Je me suis intéressé un temps aux Chrétiens d'Egypte, plus connus sous le nom de Coptes.

Ils appartiennent à la forme la plus ancienne du Xristianisme et se sont séparés très tôt de la tutelle catholique romaine. Ils sont surtout les inventeurs de toutes les formes du monachisme : les ermites, les cénobites, les anachorètes et les moines vivant en communauté dans un monastère sous la férule d'un Père Abbé.

J'entrepris de découvrir les grands monastères historiques comme Saint Antoine et Saint Paul, près de la Mer Rouge ou les quatre du Wadi Natroun au niveau du Delta.

Monastères qui sont toujours l'objet de pèlerinages pour les Chrétiens de toute l'Egypte qui s'y rendent surtout à l'occasion des grandes fêtes religieuses comme Noël ou Pâques.

Ce n'est pas tellement l'aspect chrétien qui me passionnait mais plutôt les traces de l'Egypte antique qu'on pouvait trouver chez eux, dans leur langue liturgique, leur musique, leurs célébrations rituelles.
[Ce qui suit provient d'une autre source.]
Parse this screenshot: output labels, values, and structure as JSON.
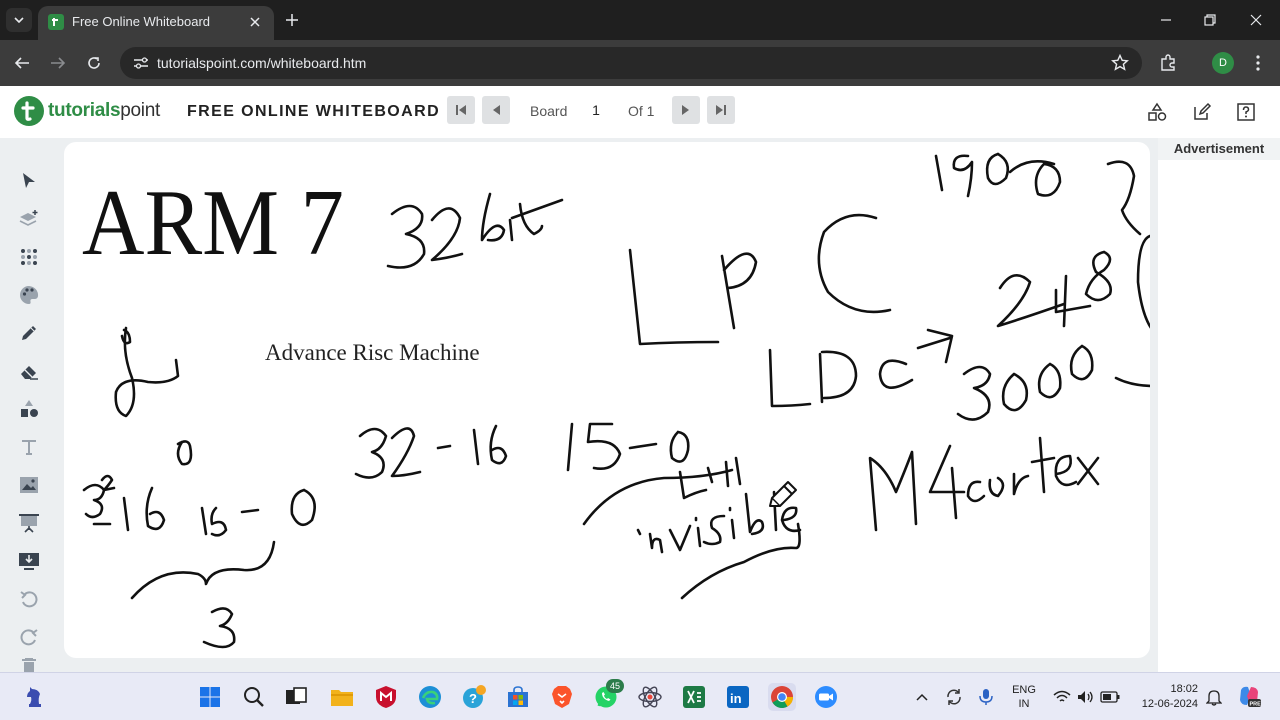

A vrai dire, ces traces sont plutôt discrètes mais elles avaient retenu l'attention de Jean-François Champollion dans ses tentatives de décryptage de la langue hiéroglyphique.

J'ai aimé leur manière très lente de célébrer leur messe avec des cymbales, des chants lancinants qui peuvent s'étirer sur des heures et des heures. Les fidèles sortent de temps en temps pour griller une cigarette, boire un soda tiède tandis que leurs enfants courent dans tous les sens jusqu'à ce qu'un moine entreprenne de les calmer.
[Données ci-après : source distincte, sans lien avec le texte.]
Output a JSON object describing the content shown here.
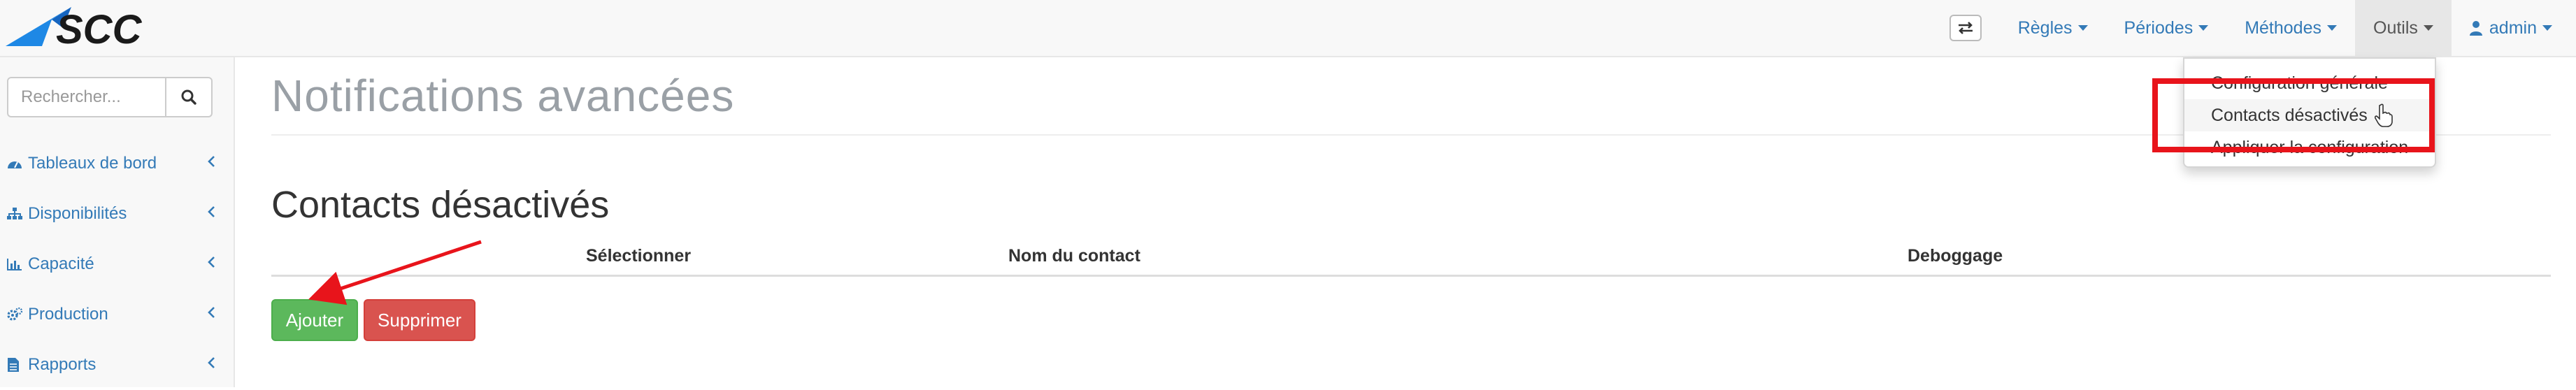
{
  "app": {
    "logo_text": "SCC"
  },
  "navbar": {
    "items": [
      {
        "label": "Règles"
      },
      {
        "label": "Périodes"
      },
      {
        "label": "Méthodes"
      },
      {
        "label": "Outils"
      },
      {
        "label": "admin"
      }
    ]
  },
  "dropdown": {
    "items": [
      {
        "label": "Configuration générale"
      },
      {
        "label": "Contacts désactivés"
      },
      {
        "label": "Appliquer la configuration"
      }
    ]
  },
  "sidebar": {
    "search_placeholder": "Rechercher...",
    "items": [
      {
        "label": "Tableaux de bord",
        "icon": "dashboard-icon"
      },
      {
        "label": "Disponibilités",
        "icon": "sitemap-icon"
      },
      {
        "label": "Capacité",
        "icon": "bar-chart-icon"
      },
      {
        "label": "Production",
        "icon": "cogs-icon"
      },
      {
        "label": "Rapports",
        "icon": "file-icon"
      }
    ]
  },
  "main": {
    "page_title": "Notifications avancées",
    "section_title": "Contacts désactivés",
    "table": {
      "columns": [
        "Sélectionner",
        "Nom du contact",
        "Deboggage"
      ]
    },
    "buttons": {
      "add_label": "Ajouter",
      "delete_label": "Supprimer"
    }
  },
  "colors": {
    "link": "#337ab7",
    "success": "#5cb85c",
    "danger": "#d9534f",
    "annotation": "#e8141b"
  }
}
En dehors des grands monastères que je viens d'évoquer, il en existe de nombreux autres répartis sur toute l'étendue du territoire égyptien. Certains très isolés, à la limite du désert ne sont pas facile à trouver. Ainsi celui-ci dont je tairai le nom pour ne pas attirer l'attention des satanistes. J'étais avec un ami égyptien, mon chauffeur depuis longtemps. Tandis que nous approchions, il me fit part de ses inquiétudes concernant la visite des lieux. Les Egyptiens musulmans s'entendent généralement bien avec les Chrétiens mais les moines leur foutent les chocottes car ils sont persuadés qu'ils pratiquent toujours la Magie des anciens jours. Le monastère en pierres rouges était de dimensions réduites et on avait l'impression qu'il était déserté. Pas de moines ni de fidèles, un silence de mort dans ce milieu désertique plutôt ingrat.
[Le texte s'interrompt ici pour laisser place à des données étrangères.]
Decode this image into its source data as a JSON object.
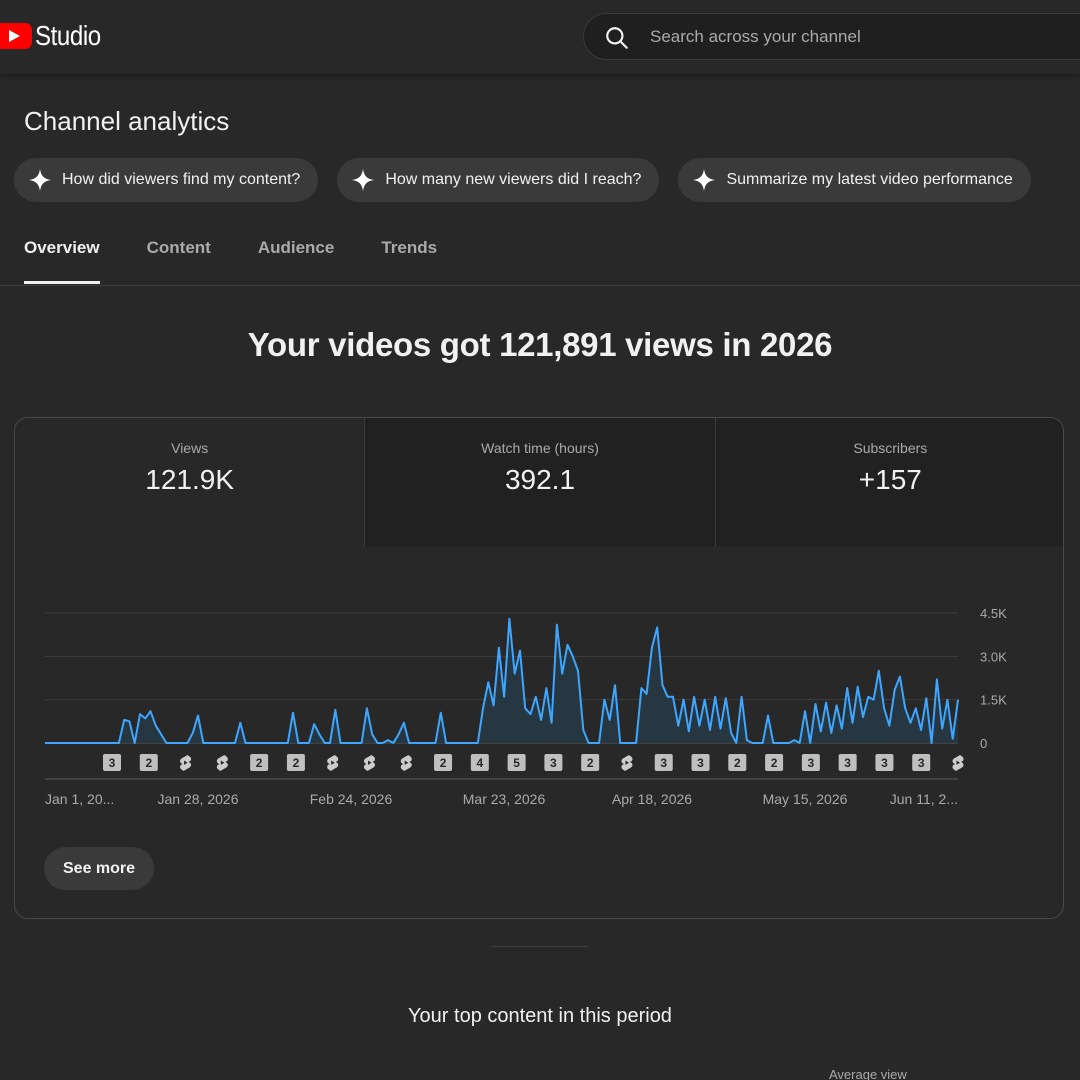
{
  "app": {
    "name": "Studio"
  },
  "search": {
    "placeholder": "Search across your channel"
  },
  "page": {
    "title": "Channel analytics",
    "headline": "Your videos got 121,891 views in 2026"
  },
  "chips": [
    {
      "label": "How did viewers find my content?",
      "icon": "sparkle-icon"
    },
    {
      "label": "How many new viewers did I reach?",
      "icon": "sparkle-icon"
    },
    {
      "label": "Summarize my latest video performance",
      "icon": "sparkle-icon"
    }
  ],
  "tabs": [
    {
      "label": "Overview",
      "active": true
    },
    {
      "label": "Content",
      "active": false
    },
    {
      "label": "Audience",
      "active": false
    },
    {
      "label": "Trends",
      "active": false
    }
  ],
  "metrics": [
    {
      "label": "Views",
      "value": "121.9K",
      "active": true
    },
    {
      "label": "Watch time (hours)",
      "value": "392.1",
      "active": false
    },
    {
      "label": "Subscribers",
      "value": "+157",
      "active": false
    }
  ],
  "chart_data": {
    "type": "area",
    "series": [
      {
        "values": [
          0,
          0,
          0,
          0,
          0,
          0,
          0,
          0,
          0,
          0,
          0,
          0,
          0,
          0,
          0,
          800,
          750,
          0,
          1000,
          850,
          1100,
          600,
          300,
          0,
          0,
          0,
          0,
          0,
          350,
          950,
          0,
          0,
          0,
          0,
          0,
          0,
          0,
          700,
          0,
          0,
          0,
          0,
          0,
          0,
          0,
          0,
          0,
          1050,
          0,
          0,
          0,
          650,
          300,
          0,
          0,
          1150,
          0,
          0,
          0,
          0,
          0,
          1200,
          300,
          0,
          0,
          100,
          0,
          300,
          700,
          0,
          0,
          0,
          0,
          0,
          0,
          1050,
          0,
          0,
          0,
          0,
          0,
          0,
          0,
          1200,
          2100,
          1300,
          3300,
          1600,
          4300,
          2400,
          3200,
          1200,
          1000,
          1600,
          800,
          1900,
          700,
          4100,
          2400,
          3400,
          3000,
          2500,
          450,
          0,
          0,
          0,
          1500,
          800,
          2000,
          0,
          0,
          0,
          0,
          1900,
          1700,
          3300,
          4000,
          2000,
          1600,
          1600,
          600,
          1500,
          400,
          1600,
          600,
          1500,
          450,
          1600,
          500,
          1550,
          350,
          0,
          1600,
          100,
          0,
          0,
          0,
          950,
          0,
          0,
          0,
          0,
          100,
          0,
          1100,
          0,
          1350,
          400,
          1400,
          350,
          1300,
          500,
          1900,
          700,
          1950,
          900,
          1600,
          1500,
          2500,
          1200,
          600,
          1850,
          2300,
          1200,
          700,
          1200,
          450,
          1550,
          0,
          2200,
          500,
          1500,
          150,
          1500
        ],
        "ylim": [
          0,
          4500
        ]
      }
    ],
    "y_ticks": [
      "4.5K",
      "3.0K",
      "1.5K",
      "0"
    ],
    "x_ticks": [
      "Jan 1, 20...",
      "Jan 28, 2026",
      "Feb 24, 2026",
      "Mar 23, 2026",
      "Apr 18, 2026",
      "May 15, 2026",
      "Jun 11, 2..."
    ],
    "markers": [
      "3",
      "2",
      "shorts",
      "shorts",
      "2",
      "2",
      "shorts",
      "shorts",
      "shorts",
      "2",
      "4",
      "5",
      "3",
      "2",
      "shorts",
      "3",
      "3",
      "2",
      "2",
      "3",
      "3",
      "3",
      "3",
      "shorts"
    ],
    "grid": true,
    "line_color": "#3ea6ff",
    "fill_color": "#263845"
  },
  "actions": {
    "see_more": "See more"
  },
  "section": {
    "top_content": "Your top content in this period",
    "avg_view": "Average view"
  }
}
Une lourde porte défendait l'accès des lieux. Je frappai à plusieurs reprises avant qu'un moine tout de noir vêtu et coiffé d'un bonnet couvert de broderies rouges vienne nous ouvrir, l'air étonné de nous voir ici. On déboucha dans une cour carrée cernée par les bâtiments du monastère. Des tronçons de colonnes traînaient par terre, des fragments de bas-reliefs couverts d'images mutilées de divinités pharaoniques. Quelque chose d'étrange planait dans l'air.

Le portier avait disparu sans nous offrir un pot de bienvenue comme cela se pratique habituellement. Mon compagnon égyptien était de plus en plus inquiet. Il me conseilla de sortir de là au plus vite sans faire d'histoire, sans essayer de nouer des contacts plus chaleureux. Manifestement, nous n'étions pas les bienvenus, des affrits devaient être tapis dans les coins. Pas un souffle d'air dans cette cour, le ciel était blanc, il faisait une chaleur abrutissante, on était dans nos petits souliers, dévorés par la soif et la curiosité.

Bien sûr je n'écoutai pas ses conseils, je n'étais pas venu jusqu'ici pour faire chou blanc. Cette impression d'étrangeté et de mystère me plaisait beaucoup, me stimulait. Je voulais savoir ce qui se cachait en ces lieux insolites.

Je lui proposai d'aller m'attendre à l'extérieur dans sa Peugeot parfaitement entretenue. Il refusa. Quand on est amis, on reste ensemble même dans les situations les plus critiques. Tous les deux, nous avions déjà vu beaucoup d'autres choses sur les routes de la Kemet d'hier et d'aujourd'hui. Ce n'était pas quelques moines toujours invisibles qui allaient nous faire peur et nous faire détaler comme des lapins. Certainement que cette totale absence d'accueil relevait d'une stratégie destinée à nous éloigner. Les saints hommes du dieu unique ne cherchaient pas le contact, raison de plus pour insister et en avoir le cœur net au risque d'être déplaisants.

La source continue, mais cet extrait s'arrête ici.